Посмотрите, как крестится и шепчет торопливо молитву на сон грядущий Родион Антоныч; в голове кукарского Ришелье работает тысяча валов, колес и шестерен, перемалывая перепутавшиеся впечатления тревожного дня. У Родиона Антоныча тяжело на душе, а в ушах все еще отдается «ага» Прейна. Первый блин вышел комом, и старик напрасно ощупывает свою голову, точно подыскивая какое-то забытое утешение или ту крошечную надежду, за которую мог бы ухватиться придавленный неудачей мозг. Он теперь переживает в сотый раз нанесенное оскорбление Раисе Павловне и не видит выхода. Стоит ему сомкнуть глаза, как встает целый ряд обидных картин: вот торжествует Майзель с своей птицей — Амалькой, вот улыбается в бороду Вершинин, вот ликует Тетюев…
В генеральском флигельке наступившая ночь не принесла с собой покоя, потому что Нина Леонтьевна недовольна поведением генерала, который, если бы не она, наверно позволил бы Раисе Павловне разыгрывать совсем неподходящую ей роль. В своей ночной кофточке «чугунная болванка» убийственно походит на затасканную замшевую куклу, но генерал боится этой куклы и боится сказать, о чем он теперь думает. А думает он о своем погибающем друге Прозорове, которого любил по студенческим воспоминаниям.
— Посмотрим, как вы будете держать себя дальше… — грозно шипит «чугунная болванка». — С своей стороны могу сказать только то, что при первой вашей уступке этойженщине я сейчас же уезжаю в Петербург.
Генерал уверяет, что никаких уступок не последует с его стороны и что он должен честно выполнить взятую на себя задачу.

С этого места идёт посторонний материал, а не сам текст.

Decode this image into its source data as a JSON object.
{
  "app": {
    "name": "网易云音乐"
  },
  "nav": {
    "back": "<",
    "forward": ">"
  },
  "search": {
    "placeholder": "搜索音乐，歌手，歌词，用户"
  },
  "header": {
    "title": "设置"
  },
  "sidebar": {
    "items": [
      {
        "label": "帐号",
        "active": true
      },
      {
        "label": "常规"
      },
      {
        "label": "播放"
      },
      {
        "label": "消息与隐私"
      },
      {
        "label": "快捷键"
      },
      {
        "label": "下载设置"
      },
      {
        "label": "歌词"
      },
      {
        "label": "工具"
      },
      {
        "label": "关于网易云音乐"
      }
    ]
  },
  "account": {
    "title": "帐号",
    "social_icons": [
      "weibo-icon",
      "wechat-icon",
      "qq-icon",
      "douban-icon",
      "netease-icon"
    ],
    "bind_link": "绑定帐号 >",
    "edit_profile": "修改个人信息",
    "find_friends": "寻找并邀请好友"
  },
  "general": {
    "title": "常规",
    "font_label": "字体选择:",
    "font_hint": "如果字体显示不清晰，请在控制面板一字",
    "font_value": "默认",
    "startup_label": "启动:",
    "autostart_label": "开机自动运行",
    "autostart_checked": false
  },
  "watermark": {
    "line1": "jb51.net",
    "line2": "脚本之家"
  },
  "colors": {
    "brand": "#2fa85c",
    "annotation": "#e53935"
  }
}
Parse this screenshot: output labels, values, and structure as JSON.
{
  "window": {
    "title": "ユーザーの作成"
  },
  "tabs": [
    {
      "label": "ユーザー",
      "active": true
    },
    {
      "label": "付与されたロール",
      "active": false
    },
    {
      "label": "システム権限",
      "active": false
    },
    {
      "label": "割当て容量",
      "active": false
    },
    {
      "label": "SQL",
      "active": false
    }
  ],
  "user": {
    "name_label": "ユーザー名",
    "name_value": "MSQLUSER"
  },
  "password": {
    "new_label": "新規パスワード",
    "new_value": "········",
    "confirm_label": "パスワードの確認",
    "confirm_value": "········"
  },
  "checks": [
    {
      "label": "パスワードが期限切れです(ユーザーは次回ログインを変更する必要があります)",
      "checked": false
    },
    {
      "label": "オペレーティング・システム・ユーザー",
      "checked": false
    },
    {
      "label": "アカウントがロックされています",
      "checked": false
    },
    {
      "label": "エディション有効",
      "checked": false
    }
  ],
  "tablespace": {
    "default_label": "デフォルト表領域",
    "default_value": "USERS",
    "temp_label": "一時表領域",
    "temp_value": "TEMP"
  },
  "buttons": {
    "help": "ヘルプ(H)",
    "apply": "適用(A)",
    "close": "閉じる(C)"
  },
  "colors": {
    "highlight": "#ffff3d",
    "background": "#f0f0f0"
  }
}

В убогом флигельке Прозорова мигает слабый свет, который смотрится в густой тени тополей и черемух яркой точкой. Сам Прозоров лежит на прорванном диване с папироской в зубах. Около него на стуле недопитая бутылка с водкой, пепельница с окурками, рюмка с обломанным донышком и огрызки соленого огурца.
— Набоб приехал… Ха-ха! — смеется он своим нехорошим смехом, откидывая волосы. — Народный восторг и общее виляние хвостов. О почтеннейшие подлецы с Мироном Блиновым во главе! Неужели еще не выросла та осина, на которой всех вас следует перевешать… Комедия из комедий и всероссийское позорище. Доколе, о господи, ты будешь терпеть сих подлецов?.. А царица Раиса здорово струхнула, даже до седьмого пота. Ха-ха!
Луша слышит эту болтовню, и ей делается страшно в своей комнате, где она напрасно старается углубиться в чтение романа, который ей принес на днях Яшка Кормилицын. Ей душно и тяжело. Эти стены ее давят. Хочется воли, простора, воздуха, чтобы хоть раз вздохнуть полной грудью, вздохнуть и… а там будет что будет! Она унесла в своей головке частичку той суеты, свидетельницей которой была давеча. У ней еще стоят в ушах крики тысячной толпы, волны музыки, и она все еще видит этот разноцветный дождь, который рассыпался над ней во время фейерверка. Она видит обрюзглого молодого человека, который смотрел на нее давеча из коляски, видит его волнистые белокурые волосы и переживает тяжелое, томительное чувство странной зависти за свое существование. Отчего она не была на этом обеде, где весело играла музыка, слышался смех и лилось дорогое вино? Воображение рисовало ей заманчивую картину: как она является царицей таких обедов, как все удивляются ее красоте и как все преклоняется пред ней, даже этот белокурый молодой человек с усталыми глазами. Сегодня подушка ей кажется особенно тяжелой, а роман Яшки Кормилицына скучнее его самого. Воздуха! воздуха!